Thanks again for your input Bob, and apologies for the misunderstanding, I jumped on the “conformal prediction” thing and lost track of the rest. Also thanks for the reference to Jessica Hullman, I’ve been enjoying reading her posts.

To me this would be somewhat analogous to evaluating priors. You contrast the model’s prior predictions with your own understanding of where prior predictions should lie. Here you contrast model’s confidence in predictions with your own understanding of how confident those predictions should be given the model’s limitations.

I like the definition, to me this is consistent with the fact that uncertainty is also conditional on prior understanding of the problem.

Fair point. I guess to me what’s specific about “Bayesian” in this context is the understanding of probability as a quantification of uncertainty, which need not be based solely on data. But I see there are many different views on this.

Thanks! That’s definitely key. I like this presentation of misspecification I’ve found:

where by misspecified we mean that the analyst is unwilling to act as if the model is correct.

Also I found this which aligns pretty well with my question with respect to intentional misspecification:

Here we assume that a decision has been made to work with a misspecified model for reasons of practicality. For example, a more realistic model might require information that is difficult or expensive to obtain or might be too complex to interpret easily.
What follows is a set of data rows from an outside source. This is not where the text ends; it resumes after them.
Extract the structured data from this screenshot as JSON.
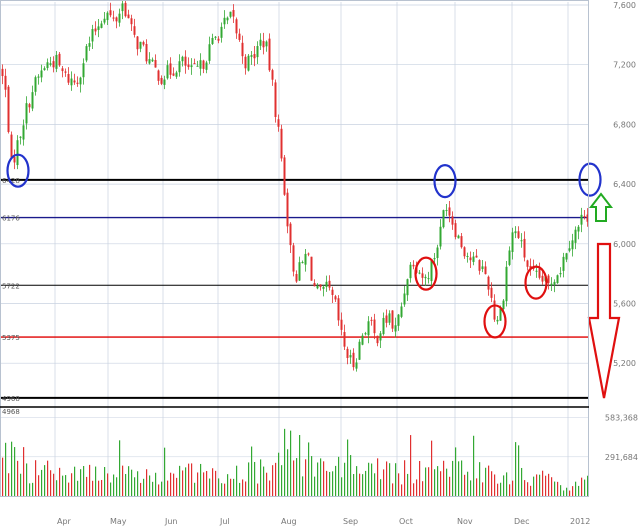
{
  "chart_data": {
    "type": "candlestick",
    "colors": {
      "up": "#33a833",
      "down": "#e03030",
      "grid": "#c8d2e0",
      "resistance": "#000000",
      "support_red": "#e00000",
      "blue_line": "#1a1a8c",
      "marker_blue": "#2233cc",
      "marker_red": "#e01010",
      "arrow_up": "#22aa22",
      "arrow_down": "#e01010"
    },
    "price_axis": {
      "labels": [
        "7,600",
        "7,200",
        "6,800",
        "6,400",
        "6,000",
        "5,600",
        "5,200"
      ],
      "values": [
        7600,
        7200,
        6800,
        6400,
        6000,
        5600,
        5200
      ],
      "range": [
        4920,
        7620
      ]
    },
    "volume_axis": {
      "labels": [
        "583,368",
        "291,684"
      ],
      "values": [
        583368,
        291684
      ],
      "range": [
        0,
        640000
      ]
    },
    "month_labels": [
      "Apr",
      "May",
      "Jun",
      "Jul",
      "Aug",
      "Sep",
      "Oct",
      "Nov",
      "Dec",
      "2012"
    ],
    "levels": [
      {
        "label": "6428",
        "value": 6428,
        "color_key": "resistance"
      },
      {
        "label": "6176",
        "value": 6176,
        "color_key": "blue_line"
      },
      {
        "label": "5722",
        "value": 5722,
        "color_key": "resistance"
      },
      {
        "label": "5375",
        "value": 5375,
        "color_key": "support_red"
      },
      {
        "label": "4968",
        "value": 4968,
        "color_key": "resistance"
      }
    ],
    "volume_top_label": "4968",
    "keypoints": [
      [
        0,
        7180
      ],
      [
        6,
        6980
      ],
      [
        11,
        6520
      ],
      [
        16,
        6640
      ],
      [
        24,
        6860
      ],
      [
        33,
        7050
      ],
      [
        45,
        7200
      ],
      [
        55,
        7230
      ],
      [
        64,
        7120
      ],
      [
        76,
        7080
      ],
      [
        86,
        7300
      ],
      [
        96,
        7450
      ],
      [
        105,
        7560
      ],
      [
        114,
        7480
      ],
      [
        123,
        7620
      ],
      [
        133,
        7380
      ],
      [
        143,
        7300
      ],
      [
        152,
        7180
      ],
      [
        161,
        7120
      ],
      [
        171,
        7160
      ],
      [
        181,
        7220
      ],
      [
        191,
        7150
      ],
      [
        200,
        7180
      ],
      [
        210,
        7320
      ],
      [
        221,
        7450
      ],
      [
        232,
        7520
      ],
      [
        240,
        7320
      ],
      [
        246,
        7200
      ],
      [
        255,
        7280
      ],
      [
        262,
        7380
      ],
      [
        267,
        7280
      ],
      [
        272,
        7050
      ],
      [
        279,
        6700
      ],
      [
        285,
        6300
      ],
      [
        290,
        5950
      ],
      [
        295,
        5780
      ],
      [
        301,
        5850
      ],
      [
        307,
        5950
      ],
      [
        313,
        5720
      ],
      [
        319,
        5650
      ],
      [
        327,
        5700
      ],
      [
        335,
        5580
      ],
      [
        341,
        5380
      ],
      [
        346,
        5270
      ],
      [
        352,
        5180
      ],
      [
        358,
        5300
      ],
      [
        363,
        5420
      ],
      [
        369,
        5480
      ],
      [
        375,
        5360
      ],
      [
        381,
        5440
      ],
      [
        389,
        5520
      ],
      [
        394,
        5400
      ],
      [
        400,
        5550
      ],
      [
        407,
        5800
      ],
      [
        413,
        5900
      ],
      [
        419,
        5820
      ],
      [
        425,
        5760
      ],
      [
        433,
        5900
      ],
      [
        440,
        6080
      ],
      [
        445,
        6300
      ],
      [
        449,
        6210
      ],
      [
        455,
        6100
      ],
      [
        462,
        5980
      ],
      [
        470,
        5900
      ],
      [
        478,
        5860
      ],
      [
        484,
        5820
      ],
      [
        490,
        5680
      ],
      [
        495,
        5480
      ],
      [
        501,
        5560
      ],
      [
        507,
        5900
      ],
      [
        513,
        6100
      ],
      [
        518,
        6050
      ],
      [
        524,
        5920
      ],
      [
        530,
        5800
      ],
      [
        536,
        5770
      ],
      [
        542,
        5760
      ],
      [
        548,
        5720
      ],
      [
        555,
        5800
      ],
      [
        561,
        5850
      ],
      [
        567,
        6000
      ],
      [
        573,
        6060
      ],
      [
        579,
        6120
      ],
      [
        585,
        6240
      ],
      [
        588,
        6180
      ]
    ],
    "volume_profile": [
      [
        0,
        0.45
      ],
      [
        8,
        0.5
      ],
      [
        20,
        0.35
      ],
      [
        35,
        0.3
      ],
      [
        60,
        0.28
      ],
      [
        90,
        0.25
      ],
      [
        110,
        0.3
      ],
      [
        130,
        0.28
      ],
      [
        160,
        0.26
      ],
      [
        200,
        0.28
      ],
      [
        230,
        0.3
      ],
      [
        255,
        0.28
      ],
      [
        268,
        0.35
      ],
      [
        280,
        0.55
      ],
      [
        292,
        0.65
      ],
      [
        305,
        0.45
      ],
      [
        320,
        0.35
      ],
      [
        345,
        0.4
      ],
      [
        370,
        0.32
      ],
      [
        395,
        0.3
      ],
      [
        420,
        0.28
      ],
      [
        450,
        0.3
      ],
      [
        480,
        0.28
      ],
      [
        500,
        0.22
      ],
      [
        520,
        0.25
      ],
      [
        545,
        0.2
      ],
      [
        560,
        0.12
      ],
      [
        575,
        0.14
      ],
      [
        588,
        0.2
      ]
    ],
    "markers": [
      {
        "shape": "circle",
        "color_key": "marker_blue",
        "x": 18,
        "price": 6490
      },
      {
        "shape": "circle",
        "color_key": "marker_blue",
        "x": 445,
        "price": 6420
      },
      {
        "shape": "circle",
        "color_key": "marker_blue",
        "x": 590,
        "price": 6430
      },
      {
        "shape": "circle",
        "color_key": "marker_red",
        "x": 426,
        "price": 5800
      },
      {
        "shape": "circle",
        "color_key": "marker_red",
        "x": 495,
        "price": 5480
      },
      {
        "shape": "circle",
        "color_key": "marker_red",
        "x": 536,
        "price": 5740
      }
    ],
    "arrows": [
      {
        "direction": "up",
        "color_key": "arrow_up"
      },
      {
        "direction": "down",
        "color_key": "arrow_down"
      }
    ],
    "grid": true,
    "legend": "none"
  }
}
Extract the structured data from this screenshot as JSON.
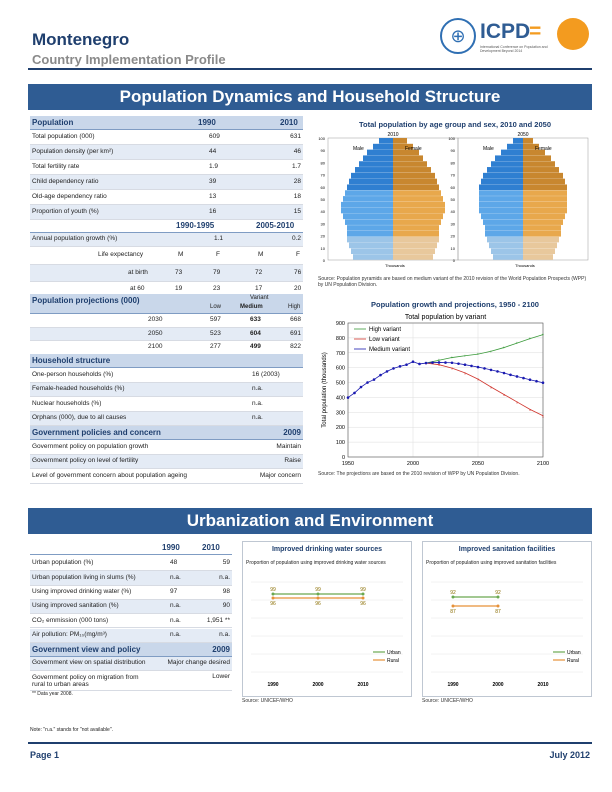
{
  "header": {
    "title": "Montenegro",
    "subtitle": "Country Implementation Profile",
    "icpd_logo": "ICPD",
    "icpd_eq": "=",
    "icpd_tagline": "International Conference on Population and Development Beyond 2014"
  },
  "section1": {
    "title": "Population Dynamics and Household Structure"
  },
  "population": {
    "head": {
      "label": "Population",
      "y1": "1990",
      "y2": "2010"
    },
    "rows": [
      {
        "label": "Total population (000)",
        "v1": "609",
        "v2": "631"
      },
      {
        "label": "Population density (per km²)",
        "v1": "44",
        "v2": "46"
      },
      {
        "label": "Total fertility rate",
        "v1": "1.9",
        "v2": "1.7"
      },
      {
        "label": "Child dependency ratio",
        "v1": "39",
        "v2": "28"
      },
      {
        "label": "Old-age dependency ratio",
        "v1": "13",
        "v2": "18"
      },
      {
        "label": "Proportion of youth (%)",
        "v1": "16",
        "v2": "15"
      }
    ],
    "period_head": {
      "p1": "1990-1995",
      "p2": "2005-2010"
    },
    "growth": {
      "label": "Annual population growth (%)",
      "v1": "1.1",
      "v2": "0.2"
    },
    "life": {
      "label": "Life expectancy",
      "m1": "M",
      "f1": "F",
      "m2": "M",
      "f2": "F"
    },
    "birth": {
      "label": "at birth",
      "m1": "73",
      "f1": "79",
      "m2": "72",
      "f2": "76"
    },
    "sixty": {
      "label": "at 60",
      "m1": "19",
      "f1": "23",
      "m2": "17",
      "f2": "20"
    }
  },
  "projections": {
    "head": "Population projections (000)",
    "variant": "Variant",
    "low": "Low",
    "medium": "Medium",
    "high": "High",
    "rows": [
      {
        "year": "2030",
        "low": "597",
        "med": "633",
        "high": "668"
      },
      {
        "year": "2050",
        "low": "523",
        "med": "604",
        "high": "691"
      },
      {
        "year": "2100",
        "low": "277",
        "med": "499",
        "high": "822"
      }
    ]
  },
  "household": {
    "head": "Household structure",
    "rows": [
      {
        "label": "One-person households (%)",
        "v": "16 (2003)"
      },
      {
        "label": "Female-headed households (%)",
        "v": "n.a."
      },
      {
        "label": "Nuclear households (%)",
        "v": "n.a."
      },
      {
        "label": "Orphans (000), due to all causes",
        "v": "n.a."
      }
    ]
  },
  "policies": {
    "head": "Government policies and concern",
    "year": "2009",
    "rows": [
      {
        "label": "Government policy on population growth",
        "v": "Maintain"
      },
      {
        "label": "Government policy on level of fertility",
        "v": "Raise"
      },
      {
        "label": "Level of government concern about population ageing",
        "v": "Major concern"
      }
    ]
  },
  "pyramid": {
    "title": "Total population by age group and sex, 2010 and 2050",
    "year1": "2010",
    "year2": "2050",
    "male": "Male",
    "female": "Female",
    "age_ticks": [
      "100",
      "90",
      "80",
      "70",
      "60",
      "50",
      "40",
      "30",
      "20",
      "10",
      "0"
    ],
    "x_label": "Thousands",
    "source": "Source: Population pyramids are based on medium variant of the 2010 revision of the World Population Prospects (WPP) by UN Population Division."
  },
  "chart_data": {
    "type": "line",
    "title": "Population growth and projections, 1950 - 2100",
    "subtitle": "Total population by variant",
    "ylabel": "Total population (thousands)",
    "ylim": [
      0,
      900
    ],
    "xlim": [
      1950,
      2100
    ],
    "yticks": [
      0,
      100,
      200,
      300,
      400,
      500,
      600,
      700,
      800,
      900
    ],
    "xticks": [
      1950,
      2000,
      2050,
      2100
    ],
    "series": [
      {
        "name": "High variant",
        "color": "#3a9a3a",
        "x": [
          2010,
          2020,
          2030,
          2040,
          2050,
          2060,
          2070,
          2080,
          2090,
          2100
        ],
        "values": [
          631,
          650,
          668,
          680,
          691,
          710,
          735,
          765,
          795,
          822
        ]
      },
      {
        "name": "Low variant",
        "color": "#d0342c",
        "x": [
          2010,
          2020,
          2030,
          2040,
          2050,
          2060,
          2070,
          2080,
          2090,
          2100
        ],
        "values": [
          631,
          620,
          597,
          565,
          523,
          470,
          420,
          370,
          320,
          277
        ]
      },
      {
        "name": "Medium variant",
        "color": "#1a1ab0",
        "x": [
          1950,
          1955,
          1960,
          1965,
          1970,
          1975,
          1980,
          1985,
          1990,
          1995,
          2000,
          2005,
          2010,
          2015,
          2020,
          2025,
          2030,
          2035,
          2040,
          2045,
          2050,
          2055,
          2060,
          2065,
          2070,
          2075,
          2080,
          2085,
          2090,
          2095,
          2100
        ],
        "values": [
          399,
          430,
          470,
          500,
          520,
          550,
          575,
          595,
          609,
          620,
          640,
          625,
          631,
          634,
          635,
          634,
          633,
          627,
          620,
          612,
          604,
          595,
          585,
          575,
          564,
          552,
          541,
          530,
          519,
          509,
          499
        ]
      }
    ],
    "source": "Source: The projections are based on the 2010 revision of WPP by UN Population Division."
  },
  "section2": {
    "title": "Urbanization and Environment"
  },
  "urban": {
    "head": {
      "y1": "1990",
      "y2": "2010"
    },
    "rows": [
      {
        "label": "Urban population (%)",
        "v1": "48",
        "v2": "59"
      },
      {
        "label": "Urban population living in slums (%)",
        "v1": "n.a.",
        "v2": "n.a."
      },
      {
        "label": "Using improved drinking water (%)",
        "v1": "97",
        "v2": "98"
      },
      {
        "label": "Using improved sanitation (%)",
        "v1": "n.a.",
        "v2": "90"
      },
      {
        "label": "CO₂ emmission (000 tons)",
        "v1": "n.a.",
        "v2": "1,951 **"
      },
      {
        "label": "Air pollution: PM₁₀(mg/m³)",
        "v1": "n.a.",
        "v2": "n.a."
      }
    ],
    "view_head": "Government view and policy",
    "view_year": "2009",
    "view_rows": [
      {
        "label": "Government view on spatial distribution",
        "v": "Major change desired"
      },
      {
        "label": "Government policy on migration from rural to urban areas",
        "v": "Lower"
      }
    ],
    "footnote": "** Data year 2008.",
    "note": "Note: \"n.a.\" stands for \"not available\"."
  },
  "water": {
    "title": "Improved drinking water sources",
    "subtitle": "Proportion of population using improved drinking water sources",
    "urban_vals": [
      "99",
      "99",
      "99"
    ],
    "rural_vals": [
      "96",
      "96",
      "96"
    ],
    "years": [
      "1990",
      "2000",
      "2010"
    ],
    "legend_urban": "Urban",
    "legend_rural": "Rural",
    "source": "Source: UNICEF/WHO"
  },
  "sanitation": {
    "title": "Improved sanitation facilities",
    "subtitle": "Proportion of population using improved sanitation facilities",
    "urban_vals": [
      "92",
      "92"
    ],
    "rural_vals": [
      "87",
      "87"
    ],
    "years": [
      "1990",
      "2000",
      "2010"
    ],
    "legend_urban": "Urban",
    "legend_rural": "Rural",
    "source": "Source: UNICEF/WHO"
  },
  "footer": {
    "page": "Page 1",
    "date": "July 2012"
  },
  "colors": {
    "navy": "#1f3f6e",
    "banner": "#2f5c93",
    "urban": "#6aa84f",
    "rural": "#e69138"
  }
}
I still have to go through the literature to come back with something concrete, it looks like it’s definitely not straightforward but there are ways to go about it. One of them is called “SafeBayes” (I like the name because is aligned with the prudential approach of erring on the side of caution) which

takes into account model misspecification to replace the likelihood with a downgraded version expressed as a power of the original likelihood.

Perhaps this is what you meant originally when you said that you have to change the model somehow. I guess I understood that as “adding complexity to reduce misspecification” and didn’t find it satisfying, but now I see the point.

Models can be misspecified for many reasons. Common ones are assuming symmetry where there isn’t symmetry, assuming normal tails when there are wide tails, assuming Poisson dispersion when it’s really more overdispersed, using priors that concentrate mass in the wrong volumes when applied jointly, not taking into account various forms of measurement error, not interacting covariates where there is strong heterogeneity, assuming homogeneous errors in a time series that’s heteroskedastic, etc.

You can also take away complexity or just change things that leave it no more or less complex (e.g., swapping in a Student-t error model for a normal error model).